There’s something mysterious happening in Iowa—a massive data center is going up, thought to be the home of a next-generation facility from Apple, Google, or another major provider.
The Planning and Zoning Commission of Altoona, a suburb of Des Moines, has approved a 25 percent bump in the proposed size of the three buildings scheduled for construction on the site. The mysterious company has expanded its building plans by nearly 300,000 square feet, for a total of 1.4 million square feet, reported the Des Moines Register.
To put this so-called “Project Catapult” in context, Facebook’s Prineville datacenter (as planned in 2010) totaled just over 300,000 square feet—even after the social network announced plans to double the facility’s size. Apple’s own facility in Prinevillle, which will be powered exclusively by renewable energy sources, will total about 338,000 square feet. And Apple’s Maiden, N.C. facility, one of the largest privately owned data facilities, covers 500,000 square feet and cost about $1 billion. Compare that to the original Altoona site plan, which called for one 350,000 square-foot building and two buildings at 380,000 square feet, and it’s clear something big is going on here.

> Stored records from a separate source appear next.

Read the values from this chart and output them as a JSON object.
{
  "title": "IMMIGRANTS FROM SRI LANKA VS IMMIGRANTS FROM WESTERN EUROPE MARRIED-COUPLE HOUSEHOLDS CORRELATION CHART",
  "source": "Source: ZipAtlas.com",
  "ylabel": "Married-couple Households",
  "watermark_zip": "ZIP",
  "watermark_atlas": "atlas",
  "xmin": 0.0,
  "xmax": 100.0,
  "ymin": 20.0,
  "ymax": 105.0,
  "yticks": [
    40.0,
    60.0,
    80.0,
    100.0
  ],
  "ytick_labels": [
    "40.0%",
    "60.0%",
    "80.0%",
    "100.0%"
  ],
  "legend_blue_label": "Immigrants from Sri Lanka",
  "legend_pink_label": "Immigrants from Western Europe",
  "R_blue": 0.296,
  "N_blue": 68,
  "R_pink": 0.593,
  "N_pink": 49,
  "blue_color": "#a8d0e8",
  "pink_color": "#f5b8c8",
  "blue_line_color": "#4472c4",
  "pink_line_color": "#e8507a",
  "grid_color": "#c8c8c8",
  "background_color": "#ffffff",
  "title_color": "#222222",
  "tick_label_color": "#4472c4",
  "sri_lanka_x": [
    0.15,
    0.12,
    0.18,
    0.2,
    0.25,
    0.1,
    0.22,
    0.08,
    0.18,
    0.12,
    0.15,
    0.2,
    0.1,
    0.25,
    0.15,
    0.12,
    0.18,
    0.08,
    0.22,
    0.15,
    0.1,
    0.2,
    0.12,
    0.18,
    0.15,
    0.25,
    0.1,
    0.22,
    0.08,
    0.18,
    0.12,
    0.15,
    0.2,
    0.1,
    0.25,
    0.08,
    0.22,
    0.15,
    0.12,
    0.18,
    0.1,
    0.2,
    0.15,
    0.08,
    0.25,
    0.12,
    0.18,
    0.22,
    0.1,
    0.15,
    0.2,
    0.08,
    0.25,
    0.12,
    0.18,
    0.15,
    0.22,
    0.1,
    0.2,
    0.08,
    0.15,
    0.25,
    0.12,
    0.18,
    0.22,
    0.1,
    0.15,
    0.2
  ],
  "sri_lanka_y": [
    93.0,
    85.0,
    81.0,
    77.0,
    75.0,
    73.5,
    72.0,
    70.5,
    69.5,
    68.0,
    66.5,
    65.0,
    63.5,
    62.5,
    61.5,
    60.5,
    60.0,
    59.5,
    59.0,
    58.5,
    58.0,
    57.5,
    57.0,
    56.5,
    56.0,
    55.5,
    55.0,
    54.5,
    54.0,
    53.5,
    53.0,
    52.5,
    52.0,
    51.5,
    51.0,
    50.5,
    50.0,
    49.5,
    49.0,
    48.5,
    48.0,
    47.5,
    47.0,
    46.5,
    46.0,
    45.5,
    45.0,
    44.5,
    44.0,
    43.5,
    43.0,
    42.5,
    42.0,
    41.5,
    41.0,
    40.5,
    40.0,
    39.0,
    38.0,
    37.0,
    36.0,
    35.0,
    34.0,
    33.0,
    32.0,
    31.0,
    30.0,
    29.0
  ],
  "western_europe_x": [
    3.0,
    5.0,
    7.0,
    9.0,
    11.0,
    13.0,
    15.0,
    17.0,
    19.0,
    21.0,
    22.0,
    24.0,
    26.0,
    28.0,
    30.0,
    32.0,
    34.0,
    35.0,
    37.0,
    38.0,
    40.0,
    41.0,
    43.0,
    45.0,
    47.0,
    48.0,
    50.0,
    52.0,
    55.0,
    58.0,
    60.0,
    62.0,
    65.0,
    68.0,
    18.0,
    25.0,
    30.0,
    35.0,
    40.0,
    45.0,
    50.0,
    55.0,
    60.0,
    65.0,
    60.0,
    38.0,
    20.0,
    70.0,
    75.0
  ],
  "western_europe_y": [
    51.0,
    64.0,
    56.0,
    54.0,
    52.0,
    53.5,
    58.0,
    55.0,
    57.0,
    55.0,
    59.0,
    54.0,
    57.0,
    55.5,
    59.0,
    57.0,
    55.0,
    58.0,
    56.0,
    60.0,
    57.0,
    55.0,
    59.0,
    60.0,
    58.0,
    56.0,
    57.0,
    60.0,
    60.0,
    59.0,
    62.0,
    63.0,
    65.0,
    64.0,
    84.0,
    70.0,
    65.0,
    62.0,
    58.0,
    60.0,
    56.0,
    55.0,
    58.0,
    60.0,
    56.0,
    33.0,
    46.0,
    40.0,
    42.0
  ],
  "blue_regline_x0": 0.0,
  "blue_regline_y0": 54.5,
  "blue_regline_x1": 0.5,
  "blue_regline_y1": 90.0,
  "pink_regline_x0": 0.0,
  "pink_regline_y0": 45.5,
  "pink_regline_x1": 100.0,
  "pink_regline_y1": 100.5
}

Although the exact cost of the proposed data center is really not known, an Associated Press report from last November estimated it at $1.5 billion. Altoona was thought to be in competition with Oklahoma to host the facility.
And Catapult isn’t the only major, mysterious data center in the region. In February, state officials met with anonymous company representatives on Project Oasis, which will possibly result in a 150,000-square-foot facility in Altoona. The Des Moines Register reported officials didn’t know whether or not Oasis would be operated by a single company, or jointly owned. The value of the project also wasn’t known.
Oasis is located to the east of the 200-acre Project Catapult site, and north of a $12.5 million, 17,000-square-foot data center that will be built out by Enseva, a colocation firm. According to Enseva, the company decided to build in Iowa because of its cool climate and low power costs, some of the lowest in the nation. Real estate is also cheap. Finally, natural disasters are a much more remote possibility in the region than earthquake-prone California (or even the East Coast, which is pounded by hurricanes on a semi-regular basis). Finally, major fiber hubs cross the state make communications more affordable.
So who owns Catapult? In November, city administrators told the Altoona town council that the Catapult owners are close to revealing themselves publicly. But so far, mum’s the word.